Benchmarks in Nevergrad (excluding wizards)
We exclude wizards and consider only one method per category (Bayesian Optimization, Evolutionary Computation, Direct Search, Particle Swarm, Differential Evolution, Math. Programming…).
Overall, we get excellent for discrete optimization methods, because they are compatible with any search space, any context, and methods (such as wizards) which adapt to different contexts are excluded.
In all cases, we count +0.2 for making figures more readable (so this figures are not exactly proportional).
Comparison on all benchmarks, for the simple regret criterion: the wizard performs best
We record the number of times each algorithm performs best, for the simple regret criterion.

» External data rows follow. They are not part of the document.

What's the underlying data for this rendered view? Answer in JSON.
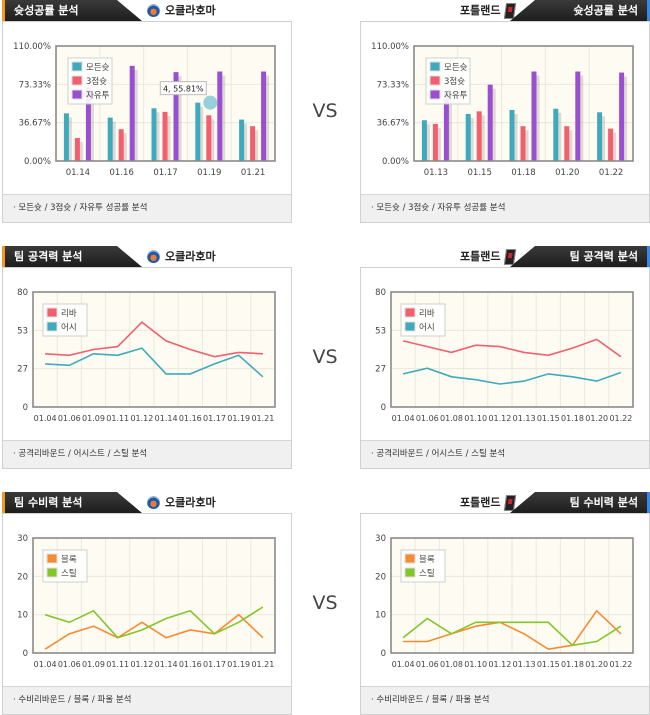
{
  "teams": {
    "home": "오클라호마",
    "away": "포틀랜드"
  },
  "vs_label": "VS",
  "sections": [
    {
      "title": "슛성공률 분석",
      "footer": "모든슛 / 3점슛 / 자유투 성공률 분석"
    },
    {
      "title": "팀 공격력 분석",
      "footer": "공격리바운드 / 어시스트 / 스틸 분석"
    },
    {
      "title": "팀 수비력 분석",
      "footer": "수비리바운드 / 블록 / 파울 분석"
    }
  ],
  "chart_data": [
    {
      "id": "shoot-home",
      "type": "bar",
      "team": "오클라호마",
      "categories": [
        "01.14",
        "01.16",
        "01.17",
        "01.19",
        "01.21"
      ],
      "ylim": [
        0,
        110
      ],
      "yticks": [
        0,
        36.67,
        73.33,
        110
      ],
      "ytick_labels": [
        "0.00%",
        "36.67%",
        "73.33%",
        "110.00%"
      ],
      "series": [
        {
          "name": "모든슛",
          "color": "#3fa9bd",
          "values": [
            45.6,
            41.5,
            50.4,
            55.81,
            39.6
          ]
        },
        {
          "name": "3점슛",
          "color": "#f25f6e",
          "values": [
            22,
            30.4,
            47,
            43.7,
            33.3
          ]
        },
        {
          "name": "자유투",
          "color": "#9b4fd0",
          "values": [
            70,
            91,
            85,
            85.6,
            85.6
          ]
        }
      ],
      "tooltip": {
        "text": "4, 55.81%",
        "category_index": 3,
        "series_index": 0
      }
    },
    {
      "id": "shoot-away",
      "type": "bar",
      "team": "포틀랜드",
      "categories": [
        "01.13",
        "01.15",
        "01.18",
        "01.20",
        "01.22"
      ],
      "ylim": [
        0,
        110
      ],
      "yticks": [
        0,
        36.67,
        73.33,
        110
      ],
      "ytick_labels": [
        "0.00%",
        "36.67%",
        "73.33%",
        "110.00%"
      ],
      "series": [
        {
          "name": "모든슛",
          "color": "#3fa9bd",
          "values": [
            39,
            45,
            48.8,
            50,
            46.6
          ]
        },
        {
          "name": "3점슛",
          "color": "#f25f6e",
          "values": [
            35.5,
            47.5,
            33.3,
            33.3,
            31
          ]
        },
        {
          "name": "자유투",
          "color": "#9b4fd0",
          "values": [
            65,
            73,
            85.6,
            85.6,
            84.6
          ]
        }
      ]
    },
    {
      "id": "offense-home",
      "type": "line",
      "team": "오클라호마",
      "categories": [
        "01.04",
        "01.06",
        "01.09",
        "01.11",
        "01.12",
        "01.14",
        "01.16",
        "01.17",
        "01.19",
        "01.21"
      ],
      "ylim": [
        0,
        80
      ],
      "yticks": [
        0,
        26.67,
        53.33,
        80
      ],
      "ytick_labels": [
        "0",
        "27",
        "53",
        "80"
      ],
      "series": [
        {
          "name": "리바",
          "color": "#f2606e",
          "values": [
            37,
            36,
            40,
            42,
            59,
            46,
            40,
            35,
            38,
            37
          ]
        },
        {
          "name": "어시",
          "color": "#3fa9bd",
          "values": [
            30,
            29,
            37,
            36,
            41,
            23,
            23,
            30,
            36,
            21
          ]
        }
      ]
    },
    {
      "id": "offense-away",
      "type": "line",
      "team": "포틀랜드",
      "categories": [
        "01.04",
        "01.06",
        "01.08",
        "01.10",
        "01.12",
        "01.13",
        "01.15",
        "01.18",
        "01.20",
        "01.22"
      ],
      "ylim": [
        0,
        80
      ],
      "yticks": [
        0,
        26.67,
        53.33,
        80
      ],
      "ytick_labels": [
        "0",
        "27",
        "53",
        "80"
      ],
      "series": [
        {
          "name": "리바",
          "color": "#f2606e",
          "values": [
            46,
            42,
            38,
            43,
            42,
            38,
            36,
            41,
            47,
            35
          ]
        },
        {
          "name": "어시",
          "color": "#3fa9bd",
          "values": [
            23,
            27,
            21,
            19,
            16,
            18,
            23,
            21,
            18,
            24
          ]
        }
      ]
    },
    {
      "id": "defense-home",
      "type": "line",
      "team": "오클라호마",
      "categories": [
        "01.04",
        "01.06",
        "01.09",
        "01.11",
        "01.12",
        "01.14",
        "01.16",
        "01.17",
        "01.19",
        "01.21"
      ],
      "ylim": [
        0,
        30
      ],
      "yticks": [
        0,
        10,
        20,
        30
      ],
      "ytick_labels": [
        "0",
        "10",
        "20",
        "30"
      ],
      "series": [
        {
          "name": "블록",
          "color": "#f98a32",
          "values": [
            1,
            5,
            7,
            4,
            8,
            4,
            6,
            5,
            10,
            4
          ]
        },
        {
          "name": "스틸",
          "color": "#84c62a",
          "values": [
            10,
            8,
            11,
            4,
            6,
            9,
            11,
            5,
            8,
            12
          ]
        }
      ]
    },
    {
      "id": "defense-away",
      "type": "line",
      "team": "포틀랜드",
      "categories": [
        "01.04",
        "01.06",
        "01.08",
        "01.10",
        "01.12",
        "01.13",
        "01.15",
        "01.18",
        "01.20",
        "01.22"
      ],
      "ylim": [
        0,
        30
      ],
      "yticks": [
        0,
        10,
        20,
        30
      ],
      "ytick_labels": [
        "0",
        "10",
        "20",
        "30"
      ],
      "series": [
        {
          "name": "블록",
          "color": "#f98a32",
          "values": [
            3,
            3,
            5,
            7,
            8,
            5,
            1,
            2,
            11,
            5
          ]
        },
        {
          "name": "스틸",
          "color": "#84c62a",
          "values": [
            4,
            9,
            5,
            8,
            8,
            8,
            8,
            2,
            3,
            7
          ]
        }
      ]
    }
  ]
}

Comparing all methods, with a robustness criterion: the wizard still performs best
Same figure, but with Nevergrad’s Robust criterion instead of the simple regret: this means that for each benchmark, instead of the simple regret, we consider the frequency at which a method outperforms the others. We still count how many times each method is best.
Comparing from the point of view of the frequency at which a method is in the three best: methods from discrete optimization perform best
We report the two previous figures, but for the frequency of being in the 3 best instead of the frequency of being the best. Those methods are the most robust and can deal with nearly any context dimension/budget/type/parallelism.
The superiority of methods from Discrete Optimization (specifically Lengler) is even more visible in the robust setting.